Comment on Penn Engineers Discover a New Class of Materials That Passively Harvest Water from Air
FMT99@lemmy.world 10 months agoYeah now we can industrially extract all the remaining water from the air as well as the ground.
Comment on Penn Engineers Discover a New Class of Materials That Passively Harvest Water from Air
FMT99@lemmy.world 10 months agoYeah now we can industrially extract all the remaining water from the air as well as the ground.
Jimbabwe@lemmy.world 10 months ago
You realize the amount of water is constant, right?
match@pawb.social 10 months ago
Not if Nestle has anything to say about it
shalafi@lemmy.world 10 months ago
Water is created and destroyed by biological and other natural processes. Here go photosynthesis:
6CO₂ + 6H₂O + Light → C₆H₁₂O₆ + 6O₂
homesweethomeMrL@lemmy.world 10 months ago
We prefer the term “recycled dinosaur pee”.
spankmonkey@lemmy.world 10 months ago
I am fairly certain they are referring to the fact that we are already removing water from the fresh water cycle, and this could remove even more. For example, global warming combined with draining the aquafers means less water in the cycle as it was drained into the ocean and isn’t beaing replenished as snow/glaicers.
Yes, the total volume of water on the planet isn’t being changed by that shift, but the amount of freshwater is.

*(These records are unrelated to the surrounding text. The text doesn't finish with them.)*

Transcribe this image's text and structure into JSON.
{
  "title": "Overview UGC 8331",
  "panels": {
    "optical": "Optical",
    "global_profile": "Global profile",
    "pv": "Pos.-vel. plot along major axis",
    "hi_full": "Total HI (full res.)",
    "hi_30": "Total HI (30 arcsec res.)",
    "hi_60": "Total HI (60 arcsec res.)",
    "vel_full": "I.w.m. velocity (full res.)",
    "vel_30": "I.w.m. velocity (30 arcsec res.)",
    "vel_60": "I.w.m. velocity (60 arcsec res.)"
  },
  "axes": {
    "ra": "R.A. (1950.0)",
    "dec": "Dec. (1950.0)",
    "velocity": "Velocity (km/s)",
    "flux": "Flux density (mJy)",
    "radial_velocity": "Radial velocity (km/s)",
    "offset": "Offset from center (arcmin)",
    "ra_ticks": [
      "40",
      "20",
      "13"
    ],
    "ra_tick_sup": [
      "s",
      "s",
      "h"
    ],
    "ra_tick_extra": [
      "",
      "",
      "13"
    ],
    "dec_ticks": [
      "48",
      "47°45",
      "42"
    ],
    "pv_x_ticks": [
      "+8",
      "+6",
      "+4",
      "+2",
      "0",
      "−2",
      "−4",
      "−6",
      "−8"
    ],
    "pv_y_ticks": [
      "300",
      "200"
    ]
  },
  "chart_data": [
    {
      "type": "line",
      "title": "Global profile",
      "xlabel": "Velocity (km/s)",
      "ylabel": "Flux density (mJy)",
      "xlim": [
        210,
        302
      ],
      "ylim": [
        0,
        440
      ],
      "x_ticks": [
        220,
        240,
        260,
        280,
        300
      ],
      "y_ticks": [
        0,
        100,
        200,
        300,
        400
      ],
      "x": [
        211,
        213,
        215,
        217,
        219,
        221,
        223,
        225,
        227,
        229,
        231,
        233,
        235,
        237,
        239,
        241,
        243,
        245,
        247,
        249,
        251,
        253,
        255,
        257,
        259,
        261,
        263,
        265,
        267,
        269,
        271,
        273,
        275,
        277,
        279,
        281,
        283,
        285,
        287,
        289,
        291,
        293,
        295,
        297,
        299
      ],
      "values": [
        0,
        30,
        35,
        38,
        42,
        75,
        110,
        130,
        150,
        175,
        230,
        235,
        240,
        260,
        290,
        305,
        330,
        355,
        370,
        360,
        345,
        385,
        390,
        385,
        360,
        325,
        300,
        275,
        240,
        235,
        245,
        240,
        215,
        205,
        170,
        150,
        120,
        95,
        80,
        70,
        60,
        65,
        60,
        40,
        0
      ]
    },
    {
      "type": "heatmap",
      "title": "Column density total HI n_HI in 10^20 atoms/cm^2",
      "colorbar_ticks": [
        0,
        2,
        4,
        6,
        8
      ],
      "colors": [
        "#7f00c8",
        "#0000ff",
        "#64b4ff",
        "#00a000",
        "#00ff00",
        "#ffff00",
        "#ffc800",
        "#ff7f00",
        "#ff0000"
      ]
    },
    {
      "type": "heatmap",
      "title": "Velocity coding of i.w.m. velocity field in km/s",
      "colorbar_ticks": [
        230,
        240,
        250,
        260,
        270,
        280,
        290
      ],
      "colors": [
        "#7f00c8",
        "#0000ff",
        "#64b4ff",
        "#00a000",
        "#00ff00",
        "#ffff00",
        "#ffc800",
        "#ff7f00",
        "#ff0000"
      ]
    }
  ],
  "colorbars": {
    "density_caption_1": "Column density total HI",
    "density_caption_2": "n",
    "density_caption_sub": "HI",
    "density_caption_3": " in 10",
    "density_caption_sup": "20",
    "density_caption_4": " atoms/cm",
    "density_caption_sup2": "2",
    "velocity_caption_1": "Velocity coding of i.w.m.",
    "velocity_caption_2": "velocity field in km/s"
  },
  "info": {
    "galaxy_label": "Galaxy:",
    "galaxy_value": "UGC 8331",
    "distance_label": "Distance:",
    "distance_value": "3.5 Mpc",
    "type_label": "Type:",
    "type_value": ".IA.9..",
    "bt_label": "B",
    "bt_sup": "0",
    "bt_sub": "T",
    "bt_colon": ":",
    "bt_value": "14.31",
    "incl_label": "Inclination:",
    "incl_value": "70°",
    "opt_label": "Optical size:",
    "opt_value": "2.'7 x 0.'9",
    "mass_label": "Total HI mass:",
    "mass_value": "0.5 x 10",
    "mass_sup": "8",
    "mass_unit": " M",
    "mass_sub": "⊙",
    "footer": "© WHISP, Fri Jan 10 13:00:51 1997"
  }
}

Eheran@lemmy.world 10 months ago
Nobody will remove water from ambient air in relevant amounts. Roughly 0.5 % of air is water vapor, a total of something like 10’000 km³ liquid water. This is replaced (residence time) about once every 10 days, so roughly 1’000 km³ daily.
Say we extract 10 km³ (10’000’000 m³) daily, enough for roughly 10 million people (including all industry, zero recycling of the water etc.). By that time you deal with 1 % of earths atmosphere every day. May I remind everyone how absurdly costly in any conceivable way that would be? You would rather lay a few pipes and purify sea water at a tiny(!) fraction of the cost.

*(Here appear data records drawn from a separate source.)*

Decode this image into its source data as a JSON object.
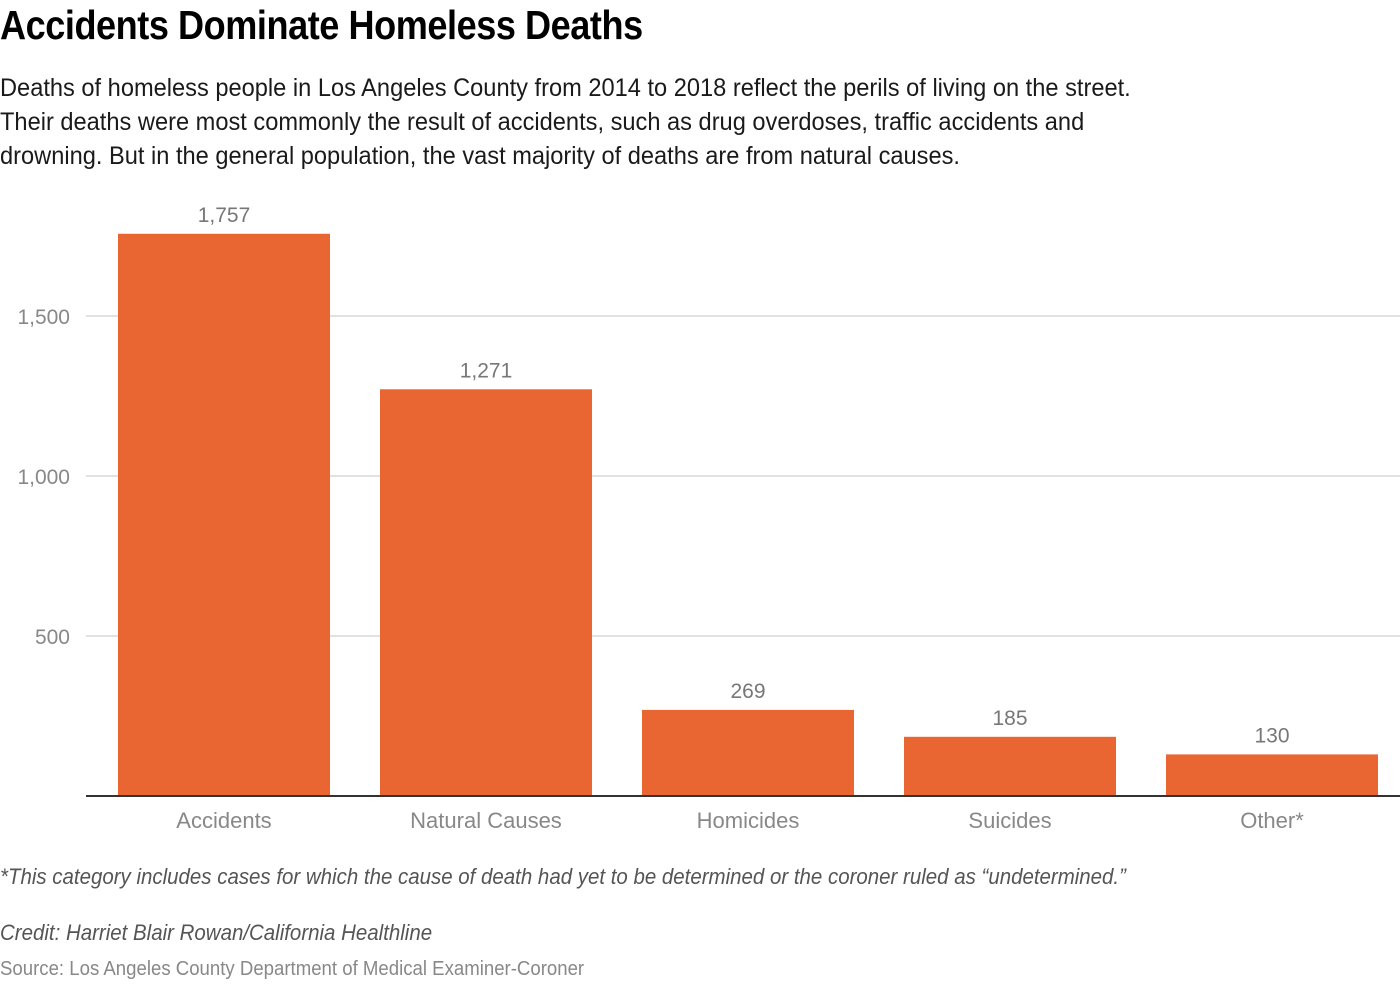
{
  "header": {
    "title": "Accidents Dominate Homeless Deaths",
    "subtitle_lines": [
      "Deaths of homeless people in Los Angeles County from 2014 to 2018 reflect the perils of living on the street.",
      "Their deaths were most commonly the result of accidents, such as drug overdoses, traffic accidents and",
      "drowning. But in the general population, the vast majority of deaths are from natural causes."
    ]
  },
  "chart_data": {
    "type": "bar",
    "title": "Accidents Dominate Homeless Deaths",
    "xlabel": "",
    "ylabel": "",
    "categories": [
      "Accidents",
      "Natural Causes",
      "Homicides",
      "Suicides",
      "Other*"
    ],
    "values": [
      1757,
      1271,
      269,
      185,
      130
    ],
    "data_labels": [
      "1,757",
      "1,271",
      "269",
      "185",
      "130"
    ],
    "ylim": [
      0,
      1800
    ],
    "yticks": [
      500,
      1000,
      1500
    ],
    "ytick_labels": [
      "500",
      "1,000",
      "1,500"
    ],
    "grid": true,
    "legend": "none",
    "bar_color": "#e96532"
  },
  "footer": {
    "note": "*This category includes cases for which the cause of death had yet to be determined or the coroner ruled as “undetermined.”",
    "credit": "Credit: Harriet Blair Rowan/California Healthline",
    "source": "Source: Los Angeles County Department of Medical Examiner-Coroner"
  }
}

spankmonkey@lemmy.world 10 months ago
They won’t drain the aquifers, nature will replace that much water!
They won’t cut down all the forests, the trees will just regrow!
They don’t have to cycle the entire atmosphere to cause havoc. Pulling the moisture out in local areas that already have lost aquifers and ice in the mountains is the obvious issue. Plus, you don’t know the cost in the long run, it could end up being fairly cheap.
aesthelete@lemmy.world 10 months ago
They do have a point about groundwater though.
baldingpudenda@lemmy.world 10 months ago
FMT99 missed the week they taught the water cycle.